Posts tagged HARO
An article in Inc. today, Toss Out Your Social Media Metrics, is based on social media philosophies from Peter Shankman, founder of Help a Reporter Out (HARO). The title, while attention-grabbing, is a tad misleading because at first glance, it sounds like an opinion that social media metrics don’t matter. However, instead, Peter makes a point I’ve always wholeheartedly agreed with, which is that you can absolutely measure social media results, but you should do so in a way that directly ties to your business objectives, instead of choosing arbitrary numbers to track.
In my opinion, the argument over whether there is ROI to social media comes down to the argument of whether there is ROI to public relations. If you can say that there is ROI to landing an article in a hard-copy trade magazine, then you can certainly argue that there is a ROI to tweets or YouTube videos that reach tens of thousands of people in your business’ target audience. In fact, I would argue that web analytics and public, detailed information on the profiles of whoever interacts with you online makes it even easier to measure success of online-only efforts than success of traditional public relations.

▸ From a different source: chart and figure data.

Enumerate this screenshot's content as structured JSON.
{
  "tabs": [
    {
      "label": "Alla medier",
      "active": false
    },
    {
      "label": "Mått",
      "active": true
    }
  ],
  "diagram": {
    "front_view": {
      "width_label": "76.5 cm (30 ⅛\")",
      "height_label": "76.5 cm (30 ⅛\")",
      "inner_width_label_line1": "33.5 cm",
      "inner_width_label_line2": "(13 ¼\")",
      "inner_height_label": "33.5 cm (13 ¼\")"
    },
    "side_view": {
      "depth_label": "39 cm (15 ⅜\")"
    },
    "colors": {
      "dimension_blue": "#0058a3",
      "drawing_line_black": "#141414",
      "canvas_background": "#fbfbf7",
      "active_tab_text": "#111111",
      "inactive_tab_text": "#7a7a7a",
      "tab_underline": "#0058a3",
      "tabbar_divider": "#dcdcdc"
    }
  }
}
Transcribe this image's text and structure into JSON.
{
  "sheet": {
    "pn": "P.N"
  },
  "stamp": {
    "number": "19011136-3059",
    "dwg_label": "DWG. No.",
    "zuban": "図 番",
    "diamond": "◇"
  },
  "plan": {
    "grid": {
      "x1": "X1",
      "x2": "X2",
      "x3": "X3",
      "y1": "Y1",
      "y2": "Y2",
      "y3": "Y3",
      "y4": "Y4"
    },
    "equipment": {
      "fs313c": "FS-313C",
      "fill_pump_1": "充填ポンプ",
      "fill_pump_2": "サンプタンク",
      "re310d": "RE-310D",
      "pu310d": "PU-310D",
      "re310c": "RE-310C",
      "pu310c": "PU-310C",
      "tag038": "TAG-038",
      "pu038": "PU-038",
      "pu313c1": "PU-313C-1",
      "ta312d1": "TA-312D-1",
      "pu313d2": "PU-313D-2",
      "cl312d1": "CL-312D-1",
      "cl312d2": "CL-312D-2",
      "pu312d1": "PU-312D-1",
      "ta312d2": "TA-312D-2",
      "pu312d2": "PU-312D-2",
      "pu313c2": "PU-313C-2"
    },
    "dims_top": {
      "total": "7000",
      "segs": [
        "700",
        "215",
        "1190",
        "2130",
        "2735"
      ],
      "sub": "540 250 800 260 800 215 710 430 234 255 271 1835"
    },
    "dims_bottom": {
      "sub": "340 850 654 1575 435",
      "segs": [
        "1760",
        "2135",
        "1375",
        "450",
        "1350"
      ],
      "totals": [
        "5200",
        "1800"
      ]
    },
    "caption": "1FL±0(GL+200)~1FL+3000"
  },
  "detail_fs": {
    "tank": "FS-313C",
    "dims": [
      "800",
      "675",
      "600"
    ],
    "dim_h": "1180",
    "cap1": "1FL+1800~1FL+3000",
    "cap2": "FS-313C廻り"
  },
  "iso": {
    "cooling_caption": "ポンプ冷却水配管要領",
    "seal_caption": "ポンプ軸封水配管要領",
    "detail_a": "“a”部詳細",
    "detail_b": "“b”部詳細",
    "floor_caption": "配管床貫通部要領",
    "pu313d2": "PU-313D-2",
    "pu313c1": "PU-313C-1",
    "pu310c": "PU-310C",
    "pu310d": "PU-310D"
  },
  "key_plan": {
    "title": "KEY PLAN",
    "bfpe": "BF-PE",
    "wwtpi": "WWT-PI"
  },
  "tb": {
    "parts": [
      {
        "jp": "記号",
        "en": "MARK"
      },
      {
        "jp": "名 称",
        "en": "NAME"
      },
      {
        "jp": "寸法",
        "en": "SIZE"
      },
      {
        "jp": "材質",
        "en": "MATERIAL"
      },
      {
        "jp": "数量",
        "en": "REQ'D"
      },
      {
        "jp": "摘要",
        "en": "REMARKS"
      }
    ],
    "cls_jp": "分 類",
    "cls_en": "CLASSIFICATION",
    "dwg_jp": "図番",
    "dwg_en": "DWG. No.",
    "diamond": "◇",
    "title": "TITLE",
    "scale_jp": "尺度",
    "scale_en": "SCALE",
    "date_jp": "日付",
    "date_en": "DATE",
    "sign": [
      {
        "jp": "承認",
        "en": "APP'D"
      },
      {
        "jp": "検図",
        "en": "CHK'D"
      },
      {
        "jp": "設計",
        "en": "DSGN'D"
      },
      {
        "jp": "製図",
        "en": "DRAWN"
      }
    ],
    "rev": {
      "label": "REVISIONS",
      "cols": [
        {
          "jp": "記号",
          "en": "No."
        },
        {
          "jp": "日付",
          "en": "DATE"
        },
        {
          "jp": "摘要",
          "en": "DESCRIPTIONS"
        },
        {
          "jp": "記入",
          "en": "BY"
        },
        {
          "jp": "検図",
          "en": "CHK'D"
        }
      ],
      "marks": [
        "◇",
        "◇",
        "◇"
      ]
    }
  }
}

In order to be as effective as possible in justifying time and money spent on social media, I recommend you always operate with the following considerations in mind:
1. Tie your social media strategy and measurement to something other than social media.
Why are you ultimately using social media? Recruitment? Sales? Getting a piece of legislation passed? You cannot justify the return on investment of social media without first establishing what the return looks like. If someone says we are using it to “raise awareness,” why are we raising awareness? If you can’t get this information out of whoever you are reporting to, then establish it yourself by observing what sort of activities and audiences top management have consistently made a priority.
2. Always start with the strategy, not the end technology.
If someone goes to you asking for you for advice on social media measurement tools, ask them what they are trying to measure. There are a lot of great tools out there, but they all excel at measuring different things. You therefore need to know what you’re measuring before you pick a tool.
3. Measure how much time and money goes into social media, if you don’t already.
A great point that came up at the Seattle Interactive Conference this past November was, “Can you really complain about lack of ROI when you didn’t put any I in?” Show the relationship of return to investment, and compare it to ROI on activities that the company is already doing outside of social media. Did you reach 40,000 people with one tweet that took 10 seconds to write and 40,000 people with a magazine article that took 10 hours to write? Tie results to amount of time or money spent in a compelling way.
4. Provide context to your measurement.
Reporting out on your success or areas for improvement for social media is not necessarily helpful to your colleagues or clients unless they have an idea of what you were trying to accomplish from the beginning. If you say, “We got 10 great job applicants for one position as a direct result of strategically using LinkedIn,” make sure people know that you set out to use social media to help with recruiting.